Ideologia LRGP+, czyli kto jest winien podwyżek cen na Kleparzu i w Biedrze, cierpieniu chorych na raka oraz chaosu w sądach
Przez kogo mamy („przejściowo”) wysokie ceny na Kleparzu i w Biedronce? Przez Persów, Arabów, Żydów i Chińczyków oraz suszę. No i totalną opozycję. Kto jest winien podwyżek cen prądu? Unia Europejska chodząca na pasku wytwórców paneli i wiatraków. No i totalna opozycja. Kto odpowiada za udrękę polskich uczniów? Nauczyciele zrzeszeni w Związku Niesłusznych Polaków (w skrócie: ZNP). No i totalna opozycja. Przez kogo cierpią chorzy na raka? Przez lekarzy. No i totalną opozycję. Kto ponosi winę za skandalicznie niesprawną pracę sądów? Kasta 10 tysięcy sędziów. No i totalna opozycja.
Gdy się sprawuje władzę, wszystko jest proste – ale zasadniczo odmienne niż wtedy, gdy się jest w opozycji. Prawdę mówiąc, w opozycji wszystko jest jeszcze prostsze: za każdą, ale to każdą rzecz odpowiada rząd. Za gradobicie, trzęsienie ziemi i koklusz też. Wystarczy sprawdzić, co pięć lat temu głosili obecni ministrowie i wiceministrowie rządu PiS (w liczbie 120) oraz posłowie i senatorowie tego ugrupowania (plus minus 285 głów) – polecam takie wspominki, doprawdy zabawa jest przednia!
Ci sami ludzie, w tym znani publicyści, postrzegali wówczas opisane wyżej zjawiska jako skrajną patologię i używali ich, niczym puzzli, do komponowania obrazu „Polski w ruinie”. Winą za „gehennę Polek i Polaków” obarczali szeroko pojętego Tuska oraz ludowców. Dzisiaj wszystkie te zjawiska występują nadal, tylko bardziej (w sądach, szkołach i energetyce nawet bardzo bardziej), a mimo to w żaden sposób nie psują politykom PiS i ich akolitom porażająco efektownego obrazu „Polski w rozkwicie”.

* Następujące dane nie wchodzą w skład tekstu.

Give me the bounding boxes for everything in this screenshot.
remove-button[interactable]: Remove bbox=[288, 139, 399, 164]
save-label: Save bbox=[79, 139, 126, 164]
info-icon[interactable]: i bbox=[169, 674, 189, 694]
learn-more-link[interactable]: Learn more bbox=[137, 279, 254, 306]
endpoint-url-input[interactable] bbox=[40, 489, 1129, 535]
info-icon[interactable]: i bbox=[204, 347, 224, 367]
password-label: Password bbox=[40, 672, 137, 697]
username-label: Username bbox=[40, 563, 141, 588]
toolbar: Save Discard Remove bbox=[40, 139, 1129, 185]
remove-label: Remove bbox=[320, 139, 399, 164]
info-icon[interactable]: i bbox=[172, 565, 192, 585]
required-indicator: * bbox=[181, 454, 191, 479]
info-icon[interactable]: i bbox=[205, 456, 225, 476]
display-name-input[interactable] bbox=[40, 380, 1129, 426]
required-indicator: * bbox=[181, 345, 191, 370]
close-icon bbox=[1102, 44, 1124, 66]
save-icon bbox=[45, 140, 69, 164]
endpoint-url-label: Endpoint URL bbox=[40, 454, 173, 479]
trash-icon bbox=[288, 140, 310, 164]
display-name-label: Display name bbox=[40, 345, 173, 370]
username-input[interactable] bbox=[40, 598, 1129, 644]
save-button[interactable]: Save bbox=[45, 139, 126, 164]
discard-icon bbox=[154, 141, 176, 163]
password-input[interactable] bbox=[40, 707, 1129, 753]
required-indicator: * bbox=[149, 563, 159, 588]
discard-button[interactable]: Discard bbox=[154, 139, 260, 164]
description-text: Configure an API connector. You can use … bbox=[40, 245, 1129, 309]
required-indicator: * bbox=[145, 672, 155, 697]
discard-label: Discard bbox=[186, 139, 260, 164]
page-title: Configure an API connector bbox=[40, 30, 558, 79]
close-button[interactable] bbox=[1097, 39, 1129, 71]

Owszem, część prawicowców, tych do rzeczy, kręci nosem, że ów obraz to nie jest kawiarniany taras Van Gogha nocą, ani góra Sainte-Victoire Cezanne’a, tylko jeleń na rykowisku z nutą Zenka w bazie, ale... To nawet lepiej: nie będą nam tu taplać obcych pędzli w dziewiczo polskim krajobrazie!

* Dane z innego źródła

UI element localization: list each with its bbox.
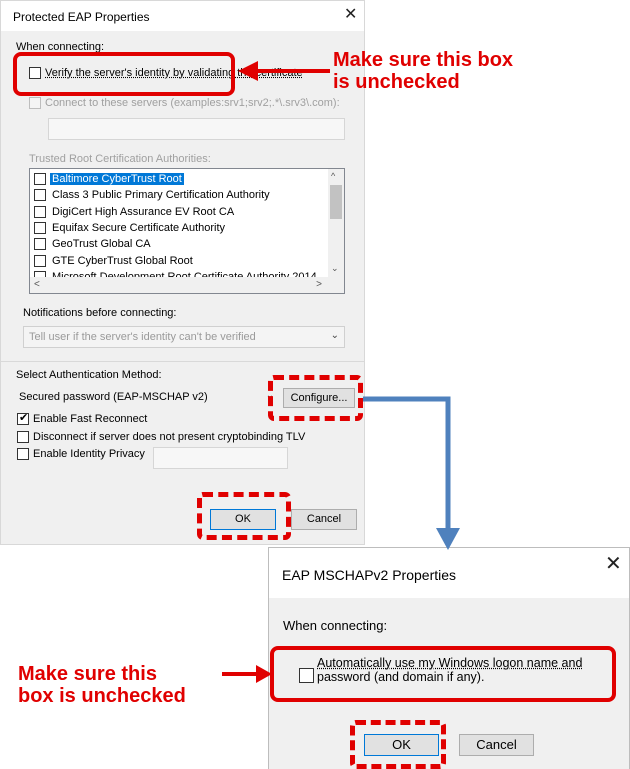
- divider: [1, 361, 364, 362]
- cryptobinding-checkbox[interactable]: [17, 431, 29, 443]
- annotation-top: Make sure this box is unchecked: [333, 49, 513, 93]
- configure-highlight-box: [268, 375, 363, 421]
- identity-privacy-checkbox[interactable]: [17, 448, 29, 460]
- blue-flow-arrow-shaft: [363, 396, 451, 535]
- horizontal-scrollbar[interactable]: < >: [30, 277, 344, 293]
- connect-servers-label: Connect to these servers (examples:srv1;…: [45, 97, 340, 109]
- trusted-root-label: Trusted Root Certification Authorities:: [29, 153, 211, 165]
- dialog-title: Protected EAP Properties: [13, 10, 150, 24]
- cryptobinding-label: Disconnect if server does not present cr…: [33, 431, 306, 443]
- certificate-name: GTE CyberTrust Global Root: [52, 254, 193, 267]
- notifications-select[interactable]: Tell user if the server's identity can't…: [23, 326, 345, 348]
- cancel-button[interactable]: Cancel: [459, 734, 534, 756]
- certificate-name: Baltimore CyberTrust Root: [50, 173, 184, 185]
- annotation-top-line2: is unchecked: [333, 71, 460, 93]
- ok-highlight-box: [197, 492, 291, 540]
- auto-logon-highlight-box: [270, 646, 616, 702]
- close-icon[interactable]: ✕: [344, 7, 357, 23]
- fast-reconnect-checkbox[interactable]: [17, 411, 29, 425]
- annotation-bottom: Make sure this box is unchecked: [18, 663, 186, 707]
- connect-servers-checkbox[interactable]: [29, 97, 41, 109]
- notifications-value: Tell user if the server's identity can't…: [29, 331, 256, 343]
- scroll-up-icon[interactable]: ^: [331, 171, 335, 181]
- servers-input[interactable]: [48, 118, 345, 140]
- certificate-checkbox[interactable]: [34, 238, 46, 251]
- fast-reconnect-label: Enable Fast Reconnect: [33, 413, 148, 425]
- title-bar: Protected EAP Properties ✕: [1, 1, 364, 31]
- verify-highlight-box: [13, 52, 235, 96]
- identity-input[interactable]: [153, 447, 288, 469]
- certificate-checkbox[interactable]: [34, 221, 46, 234]
- identity-privacy-label: Enable Identity Privacy: [33, 448, 145, 460]
- ok2-highlight-box: [350, 720, 446, 769]
- certificate-name: DigiCert High Assurance EV Root CA: [52, 205, 235, 218]
- dialog-title: EAP MSCHAPv2 Properties: [282, 567, 457, 583]
- auth-method-value: Secured password (EAP-MSCHAP v2): [19, 391, 208, 403]
- vertical-scrollbar[interactable]: ^ ⌄: [328, 169, 344, 277]
- notifications-label: Notifications before connecting:: [23, 307, 177, 319]
- close-icon[interactable]: ✕: [605, 554, 622, 574]
- chevron-down-icon: ⌄: [330, 330, 339, 341]
- certificate-list[interactable]: Baltimore CyberTrust Root Class 3 Public …: [29, 168, 345, 294]
- scroll-thumb[interactable]: [330, 185, 342, 219]
- annotation-bottom-line2: box is unchecked: [18, 685, 186, 707]
- certificate-name: Equifax Secure Certificate Authority: [52, 221, 226, 234]
- auth-method-label: Select Authentication Method:: [16, 369, 162, 381]
- annotation-top-line1: Make sure this box: [333, 49, 514, 71]
- certificate-name: GeoTrust Global CA: [52, 238, 151, 251]
- when-connecting-label: When connecting:: [283, 618, 388, 633]
- scroll-down-icon[interactable]: ⌄: [331, 263, 339, 274]
- scroll-left-icon[interactable]: <: [34, 279, 40, 290]
- annotation-bottom-line1: Make sure this: [18, 663, 157, 685]
- certificate-checkbox[interactable]: [34, 173, 46, 185]
- auth-method-select[interactable]: Secured password (EAP-MSCHAP v2) ⌄: [16, 387, 276, 409]
- scroll-right-icon[interactable]: >: [316, 279, 322, 290]
- certificate-checkbox[interactable]: [34, 254, 46, 267]
- cancel-button[interactable]: Cancel: [291, 509, 357, 530]
- certificate-name: Class 3 Public Primary Certification Aut…: [52, 189, 270, 202]
- certificate-checkbox[interactable]: [34, 189, 46, 202]
- certificate-checkbox[interactable]: [34, 205, 46, 218]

Obiektywnie rzecz ujmując, w wymienionych na wstępie newralgicznych obszarach rząd PiS nie zrobił niczego dobrego, albo wręcz totalnie spartolił sprawę – co jest przyczyną „udręki milionów Polek i Polaków”. Prezydent Duda przyczynił się do tego sygnując zło swym podpisem. Mimo to zapewnia – cytując Muńka – że „jest super, jest super, więc o co ci chodzi”. Mamy najlepszy rząd i najlepszego prezydenta w dziejach 25 miliardów grup galaktyk.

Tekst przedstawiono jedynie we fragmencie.